It is called Patriot Day, a day symbolic of unselfish sacrifice by those in uniform and those who were not, all following a righteous path against evil who unlike the terrorists who dedicated their lives to destruction and death, these men and women embraced the words from sacred scripture:  “Greater love hath no man than this, that a man lay down his life for his friends.” This was not in their plans on that clear, fall, day, in which the world changed on that Tuesday at 8:46 AM when American Airlines Flight 11 crashed into the North Tower of the World Trade Center in New York City, but their life of service was who they were, and how they died.  The rest, innocent people, going about their life that day.  Some, wrong place at the wrong time.

Cantor Fitzgerald, a financial firm founded in 1945, whose offices were in the North Tower of the World Trade Center, lost 658 employees. At the time of the attack, Cantor CEO, Howard Lutnick was taking his son Kyle to his first day of class—kindergarten.  That was why he was not in the office on that morning. Not only did he lose 658 employees, among them was his best friend and his brother, Gary, age 39. Mr. Lutnick had a decision to make.  Close the firm, or reopen and work harder, so he could donate 25% of everything they would make to the families, which is what he did. And he also made a pledge to hire any child of those who died.  “I’ve offered a job to every single kid.  If they want to work at Cantor Fitzgerald, I’ll find out a way to give them a shot.”   There are 57 children of those employees, who now work at that company.  Howard Lutnick became a hero in response to this national day of terror, loss, death, and devastation.

And then there was one who was there, who should have survived and did not. Mr. Lutnick was not there for a reason, maybe divine intervention?  Was it possible that this young man was also there for a reason?

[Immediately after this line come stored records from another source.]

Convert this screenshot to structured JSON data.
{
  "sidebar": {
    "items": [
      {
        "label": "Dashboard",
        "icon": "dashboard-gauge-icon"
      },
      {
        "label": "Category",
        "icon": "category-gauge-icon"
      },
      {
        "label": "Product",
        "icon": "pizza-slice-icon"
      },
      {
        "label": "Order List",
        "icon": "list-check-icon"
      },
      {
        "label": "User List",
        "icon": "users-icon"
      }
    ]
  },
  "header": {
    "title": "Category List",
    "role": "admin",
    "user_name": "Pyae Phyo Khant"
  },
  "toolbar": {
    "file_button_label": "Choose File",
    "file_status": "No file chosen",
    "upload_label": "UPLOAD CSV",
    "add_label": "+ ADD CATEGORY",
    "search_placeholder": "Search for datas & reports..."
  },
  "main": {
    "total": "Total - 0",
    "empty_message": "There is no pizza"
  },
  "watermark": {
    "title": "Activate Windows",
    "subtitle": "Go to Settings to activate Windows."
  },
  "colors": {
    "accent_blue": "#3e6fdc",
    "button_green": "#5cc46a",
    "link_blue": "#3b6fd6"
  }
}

South Tower of the World Trade Center: 9:12 AM, nine minutes after the United Airlines Flight 175 struck the building, this young man called his mother from his office leaving a message to say that he was “OK.”  He made his way to the 78th floor, and found a group of survivors.  He carried an injured woman on his back and led this group to a stairway and down 17 floors to safety. He sent them down and who then went back up the stairs.  By the time he returned to the 78th floor, he had a bandana around his nose and mouth to try to protect himself from the smoke. He found another group of survivors, one a woman , Judy Wein, injured with a broken arm and broken ribs.  According to Ms. Wein, the young man gave first aid, helped put out the surrounding fire, and then announced to the group: “Everyone who can stand, stand now.  If you can, help others do so.” He led these people down the stairs to safety.  He could have stayed with them and assisted those in need there, and continue out into the street and away from the building. Instead, as a volunteer fire fighter, as a Boston College graduate, as a varsity athlete, he went back in to rescue others. The tower collapsed, he did not return home to his family. His body was found in March 2002, alongside several fire fighters.

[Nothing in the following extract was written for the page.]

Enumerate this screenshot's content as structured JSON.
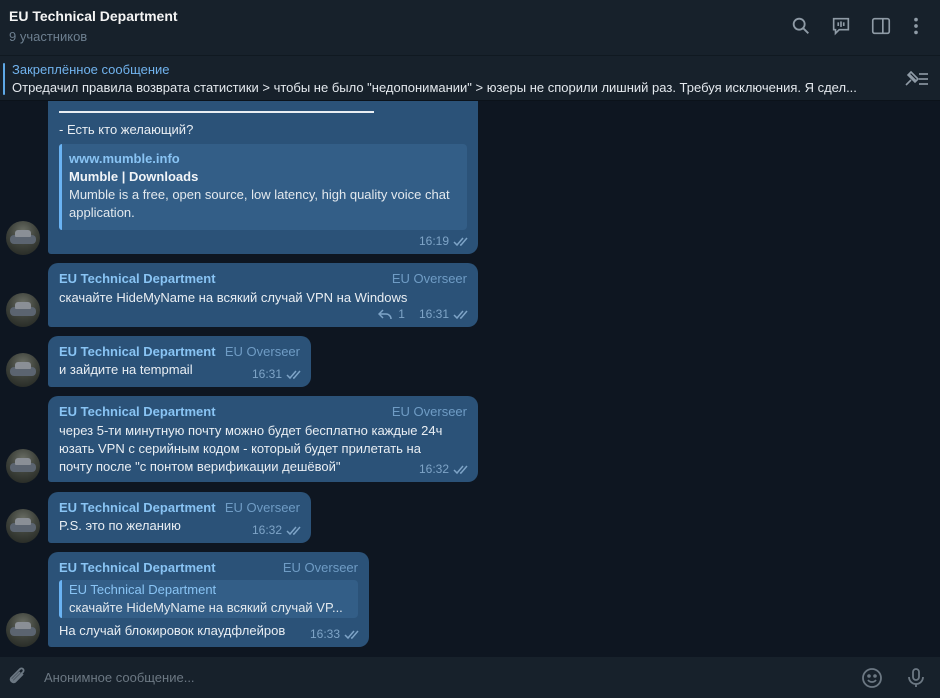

His family was unaware of the details as to what happened to their son, until an article in the New York Times on Memorial Day, May 26, 2002, that described Judy Wein’s firsthand account of “being saved by a man in a red bandana.” When Allison Crowther read this article, she started reading out loud to her husband. They knew for the first time the details of the last morning of their son, Welles Crowther’s life.

When Welles was eight years old, his father gave him two handkerchiefs, one a white pocket square, and the other a red bandana—“one to show and one to blow.” Welles, who after that day, was never without a red bandana.  “He wore it under his hockey and fire helmets as a teen and under his lacrosse helmet while playing for Boston College.  He carried it in the pocket of his business suit every day to the World Trade Center. And I have carried this bandana with me on every September 11th since learning of this incredible story.  Welles’ father was a volunteer member of the Local Empire Hook & Ladder Co. in their hometown in New York.  At age 7, Welles helped clean fire trucks. At age 16, he was a junior member and at age 18, he was a full fire fighter. A few weeks before the attack on 9/11, Welles told his father he was leaving his finance job to become a New York City fire fighter.  Jeff Crowther found a partially completed application in his son’s Manhattan apartment after his death. Welles Crowther was 24 years old.

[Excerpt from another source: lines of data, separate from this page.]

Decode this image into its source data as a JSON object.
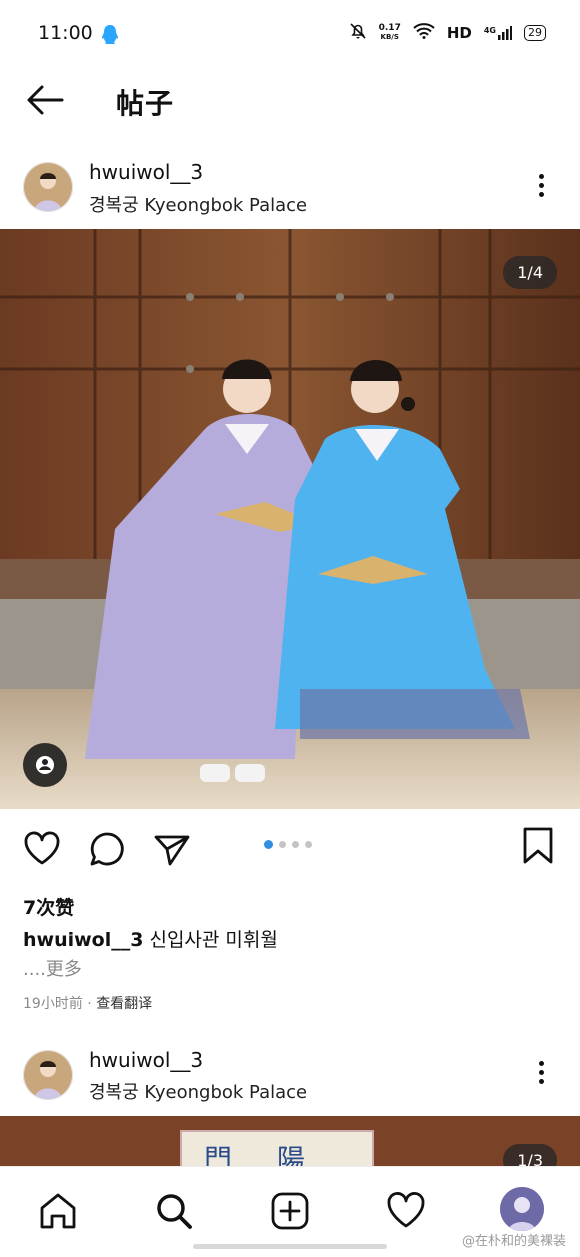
{
  "status_bar": {
    "time": "11:00",
    "net_speed_value": "0.17",
    "net_speed_unit": "KB/S",
    "hd": "HD",
    "signal": "4G",
    "battery": "29"
  },
  "header": {
    "title": "帖子"
  },
  "post1": {
    "username": "hwuiwol__3",
    "location": "경복궁 Kyeongbok Palace",
    "counter": "1/4",
    "likes": "7次赞",
    "caption_user": "hwuiwol__3",
    "caption_text": "신입사관 미휘월",
    "more": "....更多",
    "time_ago": "19小时前",
    "translate": "查看翻译",
    "carousel": {
      "total": 4,
      "active": 0
    }
  },
  "post2": {
    "username": "hwuiwol__3",
    "location": "경복궁 Kyeongbok Palace",
    "counter": "1/3",
    "sign_text": "門 陽 初"
  },
  "watermark": "@在朴和的美裸装",
  "colors": {
    "accent": "#2f8fe3",
    "qq": "#2aa6ff"
  },
  "icons": [
    "back-arrow-icon",
    "more-vertical-icon",
    "heart-icon",
    "comment-icon",
    "send-icon",
    "bookmark-icon",
    "home-icon",
    "search-icon",
    "add-icon",
    "activity-heart-icon",
    "profile-avatar"
  ]
}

We salute the heroes, the survivors, and all 2,977 people who lost their lives on September 11, 2001 which included 343 members of New York City Fire Department, 23 New York City Police Officers and 37 Port Authority Officers.   Their memories will be cherished and their valor and courage will always be honored. The heart felt loss of their family continues, only more tolerable with time, and like Welles Crowthers, they will never be forgotten.